The deletion of an object requires that all references to an object to be invalidated. This can be achieved by either identifying all references to an object and then removing them or by performing all addressing via an indirection mechanism and then invalidating the object's indirection mapping.

Within a very large distributed system, it may be far too costly to scan the entire system to find all references to an object. Consequently, an indirect addressing mechanism must be used. In turn, this requires an object's address to be unique so that a deleted object's address will remain invalid. This can be achieved by making the number of available object addresses so large that they can never be exhausted. An example of a system that uses a combination of garbage collection and a very large number of addresses is given by Hydra[coh76].

2.3 Store speed

Although the provision of an infinitely fast persistent store is not technically feasible, it is possible to give the illusion of such a store by capitalising on potential parallelism.

One area of store design particularly suited to parallelism techniques is virtual address translation. For example, the majority of virtual address translation mechanisms make use of an associative store to support parallel searches for address mappings. On the VAX architecture this takes the form of a small address translation buffer that records the results of the last few translations.

Similar high speed address translation techniques have been used in the Atlas, Monads and IBM system 38. The Atlas uses an address translation register for every page fi-ame of main memory to form an associative store that can be searched in parallel, as discussed in Section 2.2.2. The techniques used by the Monads and IBM system 38 are based on hash coding to search the associative store and are described in Section 2.2.4.

Another example of parallel address translation is provided by the SUN workstation[thak86]. The SUN uses dynamic RAM chips to implement its main memory. Access to this DRAM memory is performed in two steps. Firstly, the low order bits of an address are used to cycle a row of main memory and then the remaining address bits are used to cycle a column of main memory. To optimise access to main memory, the first step is performed in parallel with the translation of a virtual address by the SUN's memory management unit. A successful address translation will then result in the appropriate high order address bits being available for the second step of the main memory access. The success of this scheme depends on the number of rows in main memory corresponding to the page size used by the memory management unit.
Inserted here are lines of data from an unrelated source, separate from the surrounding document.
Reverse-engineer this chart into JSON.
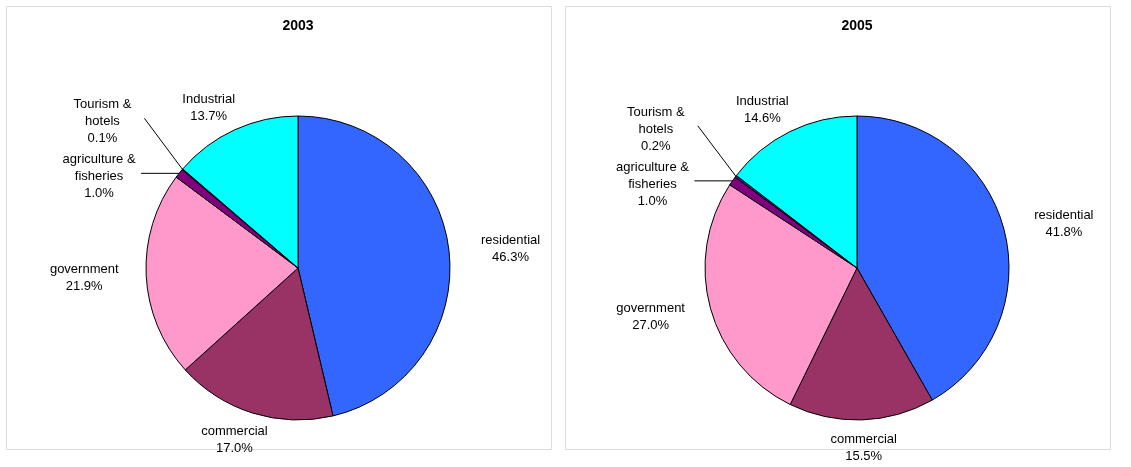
{
  "chart_data": [
    {
      "type": "pie",
      "title": "2003",
      "categories": [
        "residential",
        "commercial",
        "government",
        "agriculture & fisheries",
        "Tourism & hotels",
        "Industrial"
      ],
      "values": [
        46.3,
        17.0,
        21.9,
        1.0,
        0.1,
        13.7
      ],
      "value_labels": [
        "46.3%",
        "17.0%",
        "21.9%",
        "1.0%",
        "0.1%",
        "13.7%"
      ],
      "colors": [
        "#3366ff",
        "#993366",
        "#ff99cc",
        "#800080",
        "#333399",
        "#00ffff"
      ]
    },
    {
      "type": "pie",
      "title": "2005",
      "categories": [
        "residential",
        "commercial",
        "government",
        "agriculture & fisheries",
        "Tourism & hotels",
        "Industrial"
      ],
      "values": [
        41.8,
        15.5,
        27.0,
        1.0,
        0.2,
        14.6
      ],
      "value_labels": [
        "41.8%",
        "15.5%",
        "27.0%",
        "1.0%",
        "0.2%",
        "14.6%"
      ],
      "colors": [
        "#3366ff",
        "#993366",
        "#ff99cc",
        "#800080",
        "#333399",
        "#00ffff"
      ]
    }
  ]
}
Another area of store design that may permit parallelism is the particular choice of garbage collection technique. For example, an architecture may be designed in which the available storage was incrementally garbage collected in parallel with active programs. It may be advantageous to dedicate one or more processors to the task of performing this parallel garbage collection. Further parallelism could also be achieved by dedicating additional processors to other specific functions within the architecture. These functions may include analysing the current paging strategy, dynamically clustering data on disk storage and so on. An example of an architecture designed specifically with the intention of employing these parallelism techniques is given by Snyder[sny79].

2.4 Store stability

The persistence abstraction attempts to hide all the physical attributes of data. Consequently, the components of a persistent store are also hidden, requiring any failures in the components to be hidden. Therefore the persistent store is conceptually failure free that is, it is stable.

The potential failures that may occur within a store can be categorised as either being hard failures or soft failures. A hard failure is a failure that results in physical damage to the store, such as a head crash on a disk. A hard failure destroys data. In contrast, a soft failure is a failure that may cause a system to halt, possibly resulting in some minor corruption of data. In general, it will not result in the destruction of data. The provision of a stable store must address the issues of protecting data from the potential side effects of both hard and soft failures.